# Empirical risk minimisation

In [2]:
import numpy as np
import numpy.random as random
import pandas as pd

from pandas import Series
from pandas import DataFrame
from typing import List

## I.  Majority voting algorithm

* Our implementation corresponds to `sklearn` prediction API:
  * constructor for fixing free hyperparameters
  * method `fit(samples, targets)` to train the model
  * method `predict(samples)` to predict labels
  * method `set_params(...)` to set hyperparameters  

In [3]:
class MajorityVoting:
    
    def __init__(self, features:List[str]=None):
        if features:
            self.features = list(features)
        else:
            self.features = None
    
    def set_params(features: List[str]) -> None:
        self.features = features
    
    def fit(self, X: DataFrame, y: Series) -> None:
        
        if self.features is None:
            self.features = list(X.columns.values)

        data = X.assign(y = y)
        pred = data.groupby(self.features).aggregate(['count', 'sum'])
        pred.columns = pred.columns.droplevel(0)
        self.pred = DataFrame({'prediction':(pred['sum']/pred['count'] >= 0.5)})
    
    def predict(self, X: DataFrame) -> np.array:
        
        return (X[self.features]
                .join(self.pred, on=self.features, how='left')['prediction']
                .fillna(True)
                .values)

# Homeworks

## 2.1 Classifier that minimises empirical risk (<font color='red'>1p</font>)

Given enough information about future data samples, it is possible to find a class with optimal accuracy.
* Extend `MajorityVoting` algorithm for multi-label classification task and apply it to the data frame `data` below.
* Predict `z` for  `x` and `y` and show the corresponding table of rules.
* What is the corresponding risk if it is defined as the probability of misclassification on `data`? 

In [5]:
data = (DataFrame([(0, 0, 0), (0, 0, 1), (0, 0, 1), (0, 1, 2), (0, 1, 2),
                  (1, 0, 1), (1, 0, 0), (1, 0, 2), (2, 0, 1), 
                  (2, 1, 0), (2, 1, 0), (2, 1, 0), 
                  (3, 1, 1), (3, 1, 1), (3, 1, 1), (3, 1, 2)], columns = ['x', 'y', 'z'])
        .sample(frac=1).reset_index(drop = True))
display(data.head())

Unnamed: 0,x,y,z
0,1,0,2
1,1,0,0
2,3,1,1
3,3,1,1
4,3,1,2


## 2.2. Theoretical analysis of majority voting$^*$ (<font color='red'>3p</font>) 

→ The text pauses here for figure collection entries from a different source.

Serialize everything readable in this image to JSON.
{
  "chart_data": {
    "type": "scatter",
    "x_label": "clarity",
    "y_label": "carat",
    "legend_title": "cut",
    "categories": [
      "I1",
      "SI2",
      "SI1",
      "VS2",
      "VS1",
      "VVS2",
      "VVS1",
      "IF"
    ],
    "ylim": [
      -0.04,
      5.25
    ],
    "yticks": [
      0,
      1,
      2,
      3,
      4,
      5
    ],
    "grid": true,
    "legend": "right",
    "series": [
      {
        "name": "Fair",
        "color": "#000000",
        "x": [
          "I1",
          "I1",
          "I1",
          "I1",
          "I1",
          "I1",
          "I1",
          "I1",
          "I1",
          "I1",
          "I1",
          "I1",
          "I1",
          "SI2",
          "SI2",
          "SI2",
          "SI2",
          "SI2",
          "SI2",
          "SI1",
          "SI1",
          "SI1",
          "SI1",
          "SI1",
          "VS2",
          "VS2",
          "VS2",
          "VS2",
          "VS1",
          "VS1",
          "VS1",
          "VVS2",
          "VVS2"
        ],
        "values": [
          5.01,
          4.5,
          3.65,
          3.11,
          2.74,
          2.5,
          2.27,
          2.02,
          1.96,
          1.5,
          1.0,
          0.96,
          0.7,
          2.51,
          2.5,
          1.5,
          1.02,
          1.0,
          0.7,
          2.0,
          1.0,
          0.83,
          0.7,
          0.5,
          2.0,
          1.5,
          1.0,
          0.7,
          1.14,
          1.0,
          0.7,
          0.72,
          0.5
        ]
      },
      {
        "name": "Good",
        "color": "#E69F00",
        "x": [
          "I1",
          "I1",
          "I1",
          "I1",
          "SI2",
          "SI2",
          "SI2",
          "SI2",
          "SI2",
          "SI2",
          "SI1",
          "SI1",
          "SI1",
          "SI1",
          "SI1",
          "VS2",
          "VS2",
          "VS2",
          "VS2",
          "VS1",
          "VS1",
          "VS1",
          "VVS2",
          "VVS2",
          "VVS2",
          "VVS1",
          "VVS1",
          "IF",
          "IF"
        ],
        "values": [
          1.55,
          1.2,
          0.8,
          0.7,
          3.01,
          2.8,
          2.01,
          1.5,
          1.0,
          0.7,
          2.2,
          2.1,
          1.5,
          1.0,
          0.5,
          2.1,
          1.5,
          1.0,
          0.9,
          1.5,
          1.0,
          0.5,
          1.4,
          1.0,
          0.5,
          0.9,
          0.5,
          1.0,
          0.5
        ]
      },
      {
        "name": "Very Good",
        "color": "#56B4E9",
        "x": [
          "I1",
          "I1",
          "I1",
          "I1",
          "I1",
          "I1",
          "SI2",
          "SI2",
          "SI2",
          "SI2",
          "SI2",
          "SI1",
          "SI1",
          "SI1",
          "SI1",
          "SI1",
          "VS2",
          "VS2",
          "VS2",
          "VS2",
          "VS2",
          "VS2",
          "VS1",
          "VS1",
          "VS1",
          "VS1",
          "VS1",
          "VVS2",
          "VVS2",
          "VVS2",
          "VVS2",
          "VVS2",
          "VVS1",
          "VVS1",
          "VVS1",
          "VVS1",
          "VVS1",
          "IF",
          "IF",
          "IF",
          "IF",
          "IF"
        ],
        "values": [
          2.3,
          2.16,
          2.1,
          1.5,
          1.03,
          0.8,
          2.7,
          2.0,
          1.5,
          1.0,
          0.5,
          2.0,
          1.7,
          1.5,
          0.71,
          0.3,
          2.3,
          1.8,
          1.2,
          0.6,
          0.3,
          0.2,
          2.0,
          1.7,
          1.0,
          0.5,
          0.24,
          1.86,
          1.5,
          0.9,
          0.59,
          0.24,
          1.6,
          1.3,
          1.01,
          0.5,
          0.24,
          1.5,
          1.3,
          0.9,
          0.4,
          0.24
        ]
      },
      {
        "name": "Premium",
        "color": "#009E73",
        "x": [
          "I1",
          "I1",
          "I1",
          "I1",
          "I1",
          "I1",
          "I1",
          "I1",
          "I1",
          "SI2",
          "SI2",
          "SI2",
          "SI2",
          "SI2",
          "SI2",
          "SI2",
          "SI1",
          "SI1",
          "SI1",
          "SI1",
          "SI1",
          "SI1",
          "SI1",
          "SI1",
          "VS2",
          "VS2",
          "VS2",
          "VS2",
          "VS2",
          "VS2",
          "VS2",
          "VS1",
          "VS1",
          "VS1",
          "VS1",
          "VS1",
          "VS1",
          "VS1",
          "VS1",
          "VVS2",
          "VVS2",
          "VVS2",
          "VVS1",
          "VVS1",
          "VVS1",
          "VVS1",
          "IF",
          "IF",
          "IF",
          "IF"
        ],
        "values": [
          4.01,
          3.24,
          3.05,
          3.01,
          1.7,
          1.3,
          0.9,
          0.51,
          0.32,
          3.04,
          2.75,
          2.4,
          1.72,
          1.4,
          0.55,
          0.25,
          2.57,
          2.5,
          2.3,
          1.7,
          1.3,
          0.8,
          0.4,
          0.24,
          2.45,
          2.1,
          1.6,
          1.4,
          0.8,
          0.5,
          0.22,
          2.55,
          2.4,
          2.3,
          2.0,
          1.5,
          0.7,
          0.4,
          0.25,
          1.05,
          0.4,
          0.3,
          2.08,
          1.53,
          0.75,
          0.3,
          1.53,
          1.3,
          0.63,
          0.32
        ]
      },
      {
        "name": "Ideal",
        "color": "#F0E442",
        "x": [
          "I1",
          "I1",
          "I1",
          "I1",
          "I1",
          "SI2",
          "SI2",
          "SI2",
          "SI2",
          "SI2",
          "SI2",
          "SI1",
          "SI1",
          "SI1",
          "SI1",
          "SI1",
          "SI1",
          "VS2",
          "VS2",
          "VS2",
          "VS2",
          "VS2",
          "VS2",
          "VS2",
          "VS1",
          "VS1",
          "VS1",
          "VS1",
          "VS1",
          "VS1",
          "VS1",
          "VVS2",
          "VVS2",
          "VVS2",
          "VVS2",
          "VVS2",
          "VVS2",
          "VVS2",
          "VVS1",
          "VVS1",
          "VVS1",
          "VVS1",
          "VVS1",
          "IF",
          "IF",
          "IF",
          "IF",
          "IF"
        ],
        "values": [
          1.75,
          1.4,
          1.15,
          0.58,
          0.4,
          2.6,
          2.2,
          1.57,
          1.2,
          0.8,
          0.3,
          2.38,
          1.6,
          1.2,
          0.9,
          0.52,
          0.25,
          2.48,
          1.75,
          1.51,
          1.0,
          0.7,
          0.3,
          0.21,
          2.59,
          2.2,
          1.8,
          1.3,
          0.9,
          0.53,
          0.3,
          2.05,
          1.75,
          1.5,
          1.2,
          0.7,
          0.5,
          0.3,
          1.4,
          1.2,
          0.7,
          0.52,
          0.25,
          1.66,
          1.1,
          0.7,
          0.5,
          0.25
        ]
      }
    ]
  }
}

Explain why the training accuracy is so high for majority voting. 
You can give a theoretical answer or design an experiment to answer the following questions. 
You can consider the extreme case where the features $x_i\in\{0,1\}$ and labels $y\in\{0,1\}$ are sampled randomly. 

* Give a rough estimate how many samples are needed to arrive to the situation where training error is roughly the same as test error. 
 
* How does the sample size depend on the number of dimensions? 
* What changes if some feature values are more probable than the others?